Lute by Jennifer Thorne

Mogsy’s Rating: 4 of 5 stars

Genre: Horror

Series: Stand Alone

Publisher: Nightfire (October 4, 2022)

Length: 274 pages

Author Information: Website | Twitter

There’s no place on the planet quite like Lute, an idyllic little island off the British coast. And for the last seven years, protagonist Nina Treadway has been happy to call it home. An American, she moved here after getting married to be with her husband Hugh, whose family has been the island’s protectors for generations. Now the mother of two young children, Nina can’t imagine a more perfect and beautiful place to raise them, especially with another world war raging out beyond Lute’s peaceful shores.

But all that happiness and harmony demands a price. There’s a reason why Lute is said to be blessed with good fortune, why the weather is always mild and none of its residents have ever been lost to war. As wife of Lord Treadway, Nina has heard of The Day, of course, but she has always dismissed it as a myth or local legend. On the face of it, it just sounds too outlandish to believe. As the story goes, every seventh year on the summer solstice, the island claims the lives of seven random people as sacrifice. On this day, the people of Lute, normally so warm and welcoming, become highly unsettled and extra careful—for no one knows who will die, only that by The Day’s end, there will be seven fewer among them. No more, no less.

As the book opens on the eve of The Day, Nina is still ever the skeptic, watching as everyone around her prepares to hunker down. By this same time tomorrow though, she will learn for herself the truth of the island and be horrified and humbled by the weight of the Treadway title and the responsibilities that come with it.

The novel Lute is named for the island obviously, which is quite appropriate considering the setting is as much a character as the humans. I very much enjoyed author Jennifer Thorne’s descriptions of Lute, a haven untouched by the violence and strife in a world ravaged by brutal fighting.

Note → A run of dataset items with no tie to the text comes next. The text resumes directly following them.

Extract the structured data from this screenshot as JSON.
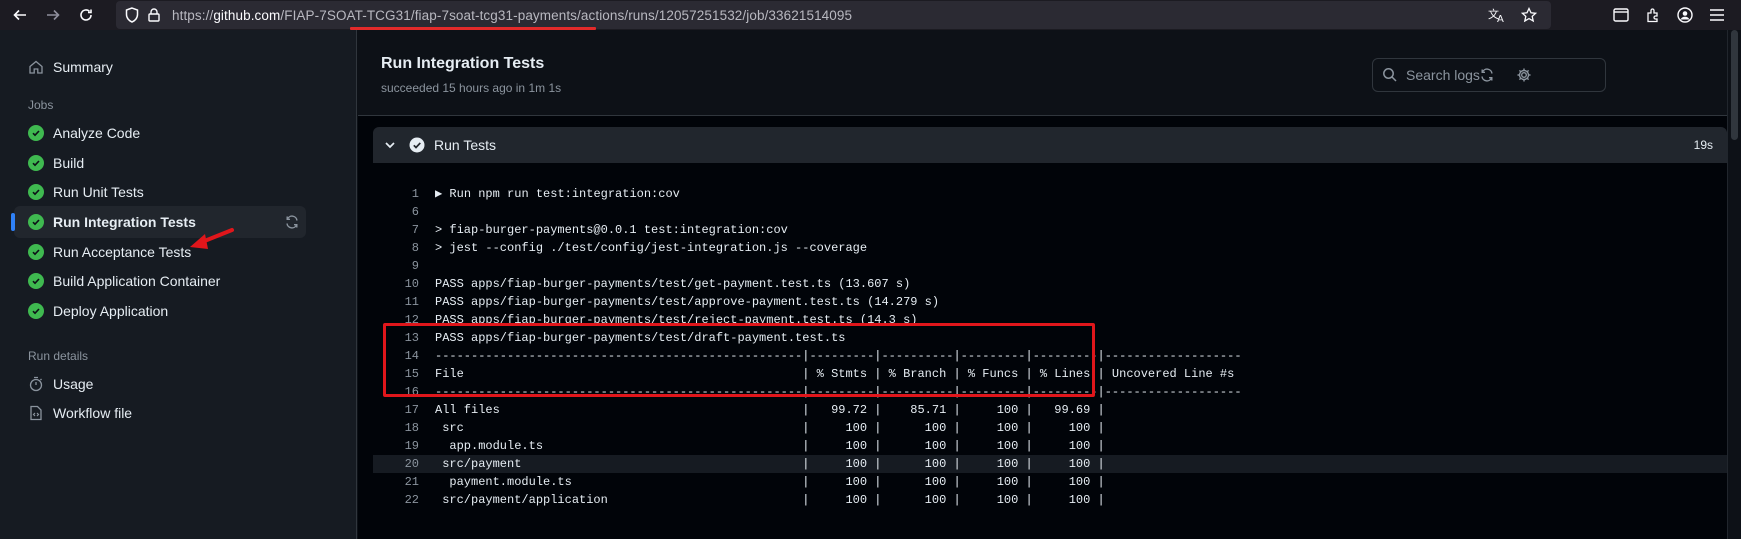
{
  "browser": {
    "url_prefix": "https://",
    "url_host": "github.com",
    "url_path": "/FIAP-7SOAT-TCG31/fiap-7soat-tcg31-payments/actions/runs/12057251532/job/33621514095"
  },
  "sidebar": {
    "summary_label": "Summary",
    "jobs_heading": "Jobs",
    "jobs": [
      {
        "label": "Analyze Code"
      },
      {
        "label": "Build"
      },
      {
        "label": "Run Unit Tests"
      },
      {
        "label": "Run Integration Tests"
      },
      {
        "label": "Run Acceptance Tests"
      },
      {
        "label": "Build Application Container"
      },
      {
        "label": "Deploy Application"
      }
    ],
    "run_details_heading": "Run details",
    "usage_label": "Usage",
    "workflow_file_label": "Workflow file"
  },
  "job": {
    "title": "Run Integration Tests",
    "subtitle": "succeeded 15 hours ago in 1m 1s",
    "search_placeholder": "Search logs"
  },
  "step": {
    "title": "Run Tests",
    "duration": "19s"
  },
  "log_lines": [
    {
      "num": "1",
      "text": "▶ Run npm run test:integration:cov"
    },
    {
      "num": "6",
      "text": ""
    },
    {
      "num": "7",
      "text": "> fiap-burger-payments@0.0.1 test:integration:cov"
    },
    {
      "num": "8",
      "text": "> jest --config ./test/config/jest-integration.js --coverage"
    },
    {
      "num": "9",
      "text": ""
    },
    {
      "num": "10",
      "text": "PASS apps/fiap-burger-payments/test/get-payment.test.ts (13.607 s)"
    },
    {
      "num": "11",
      "text": "PASS apps/fiap-burger-payments/test/approve-payment.test.ts (14.279 s)"
    },
    {
      "num": "12",
      "text": "PASS apps/fiap-burger-payments/test/reject-payment.test.ts (14.3 s)"
    },
    {
      "num": "13",
      "text": "PASS apps/fiap-burger-payments/test/draft-payment.test.ts"
    },
    {
      "num": "14",
      "text": "---------------------------------------------------|---------|----------|---------|---------|-------------------"
    },
    {
      "num": "15",
      "text": "File                                               | % Stmts | % Branch | % Funcs | % Lines | Uncovered Line #s"
    },
    {
      "num": "16",
      "text": "---------------------------------------------------|---------|----------|---------|---------|-------------------"
    },
    {
      "num": "17",
      "text": "All files                                          |   99.72 |    85.71 |     100 |   99.69 |"
    },
    {
      "num": "18",
      "text": " src                                               |     100 |      100 |     100 |     100 |"
    },
    {
      "num": "19",
      "text": "  app.module.ts                                    |     100 |      100 |     100 |     100 |"
    },
    {
      "num": "20",
      "text": " src/payment                                       |     100 |      100 |     100 |     100 |"
    },
    {
      "num": "21",
      "text": "  payment.module.ts                                |     100 |      100 |     100 |     100 |"
    },
    {
      "num": "22",
      "text": " src/payment/application                           |     100 |      100 |     100 |     100 |"
    }
  ]
}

While the major powers at large are waging war over resources, our eponymous island has everything it’ll ever need, seemingly in a separate existence than everything else. The resulting impression is of a tiny pocket of civilization forgotten by time, which might explain how, at first, I actually thought this book was a historical, when in fact it takes place in modern times or perhaps in a not-too-distant dystopia future.

I also believe this had a lot to do with what made Lute so effective as a horror novel. Thorne builds up the island as a peaceful and safe refuge, when in reality it is anything but. As we get to the parts where The Day starts claiming its first victims, initially I found the sudden bloodbath difficult to square away with my first impressions of the island. It made the brutality of the deaths feel starker and more ominous.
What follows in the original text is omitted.